Jewish Life Torah Portion

Torah Portion – Chayei Sarah

By Rabbi Shmuel Reichman

Chazal (our Sages) tell us that Avraham faced ten tests along his spiritual journey (Pirkei Avos 5:3). While it is commonly assumed that Akeidas Yitzchak (the binding of Isaac) was Avraham’s tenth test, several commentators believe that the tenth test was actually after the Akeidah. They suggest that Avraham’s tenth trial was the death of his wife, Sarah, and the subsequent episode of burying her in Ma’aras Hamachpeilah (The Cave of Machpeilah). This assertion is mysterious, as it seems that the command to sacrifice one’s own child would be the ultimate test, incomparable to the ordeal that followed. What, then, was the true nature of Avraham’s test of burying Sarah, and why is it viewed as so incredibly difficult? 

On the most basic level, it appears as though Avraham was challenged with overcoming the grief of losing his wife, as well as dealing with Efron, a conniving, merciless cheat. There is, however, a deeper answer, one related to the power of paradigms. Perhaps Avraham’s test was a question of perception; a challenge to view Sarah’s death as an opportunity to grow rather than a reason to give up, a chance to build rather than fall apart. In this light, Sarah’s death was not the end, but the beginning. Let us explore this idea.

Chazal teach that marriage is eternal. Man and wife are created as one before birth; they are then torn apart and born individually, charged with the mission of connecting and recreating that oneness in this world. Man and wife are thus born into separate families, at different times and locations, and must then embark on the journey to find each other and reconnect as one. After a lifetime of building that oneness, man and wife remain eternally one in Olam Habah (The World to Come), enjoying the bond they created during this lifetime. 
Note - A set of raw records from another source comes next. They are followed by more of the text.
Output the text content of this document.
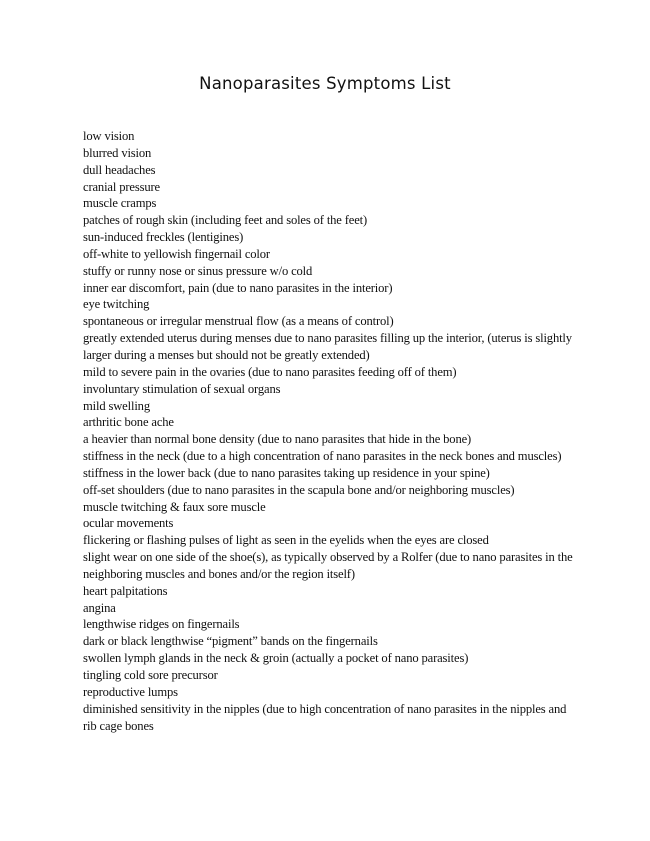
Nanoparasites Symptoms List
low vision
blurred vision
dull headaches
cranial pressure
muscle cramps
patches of rough skin (including feet and soles of the feet)
sun-induced freckles (lentigines)
off-white to yellowish fingernail color
stuffy or runny nose or sinus pressure w/o cold
inner ear discomfort, pain (due to nano parasites in the interior)
eye twitching
spontaneous or irregular menstrual flow (as a means of control)
greatly extended uterus during menses due to nano parasites filling up the interior, (uterus is slightly larger during a menses but should not be greatly extended)
mild to severe pain in the ovaries (due to nano parasites feeding off of them)
involuntary stimulation of sexual organs
mild swelling
arthritic bone ache
a heavier than normal bone density (due to nano parasites that hide in the bone)
stiffness in the neck (due to a high concentration of nano parasites in the neck bones and muscles)
stiffness in the lower back (due to nano parasites taking up residence in your spine)
off-set shoulders (due to nano parasites in the scapula bone and/or neighboring muscles)
muscle twitching & faux sore muscle
ocular movements
flickering or flashing pulses of light as seen in the eyelids when the eyes are closed
slight wear on one side of the shoe(s), as typically observed by a Rolfer (due to nano parasites in the neighboring muscles and bones and/or the region itself)
heart palpitations
angina
lengthwise ridges on fingernails
dark or black lengthwise “pigment” bands on the fingernails
swollen lymph glands in the neck & groin (actually a pocket of nano parasites)
tingling cold sore precursor
reproductive lumps
diminished sensitivity in the nipples (due to high concentration of nano parasites in the nipples and rib cage bones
This explains one of the unique sources for the laws of marriage. Meseches Kiddushin, the tractate of marriage, details the various methods by which a man and woman can get married. One of them is through money (kesef), which is derived from the transaction between Avraham and Efron. The Gemara (Kiddushin 2a) draws a parallel between Avraham’s use of money in acquiring Ma’aras Hamachpeilah and man’s ability to use money to create a spiritual and Halachic connection to his wife, pointing out that both use the word “kicha” (take).

It seems strange, even ironic, to derive a source for marriage from a case in which a man’s wife dies. However, this is not ironic, nor is it a coincidence; it is a reflection of the deep truth that marriage is eternal. Through buying this plot of land, Avraham planted the seeds of his eternal marriage with Sarah; they would be buried together and remain bonded as one even after death. This explains another unique feature of Ma’aras Hamachpeilah.

We can take this idea of eternal marriage even further. In Jewish law, there are two stages of the marriage process. The first step is kiddushin, followed by nesuin. Originally, the custom was to perform kiddushin a year before nesuin, leaving a full year until the marriage process was completed. Many Jewish thinkers ask about the purpose and relationship between kiddushin and nesuin. Why is there a two-step process of marriage?

While there are various reasons given, the Rambam explains that although kiddushin and nesuin are both fundamental to the process of marriage, they serve completely different functions. Kiddushin, the first step of marriage, is actually a “step back” in the relationship. It creates an issur (prohibition) between a man and his future wife, while also making them forbidden to anyone else. After this step back, nesuin is then “two steps forward”, creating a fundamentally stronger and more meaningful marriage, as the couple have just spent an entire year apart, longing for one another. This is a classic example of a “yeridah l’tzorech aliya”, a step down that enables a giant leap upwards.

Perhaps this is why we specifically learn the mitzvah of kiddushin, and not nesuin, from the episode of Avraham burying his wife. In a very deep way, Sarah’s death was the epitome of kiddushin. Her death created a painful, heartbreaking separation between Avraham and Sarah. However, this was only temporary. This “time apart” would soon be followed by nesuin, when Avraham would join her, completing their eternal marriage. At the end of Parshas Chayei Sarah, Avraham is niftar (passes away), buried next to his wife in Ma’aras Hamachpeilah, connected eternally. 

This was Avraham’s tenth and final test, a challenge of deepening his perception. While on the surface, Avraham was burying his wife, facing the death of his life’s partner, there was a deeper layer here. He was also planting the seeds for their eternal connection. Let us be inspired to walk in the footsteps of Avraham and build deeper and more empowering perceptions in life.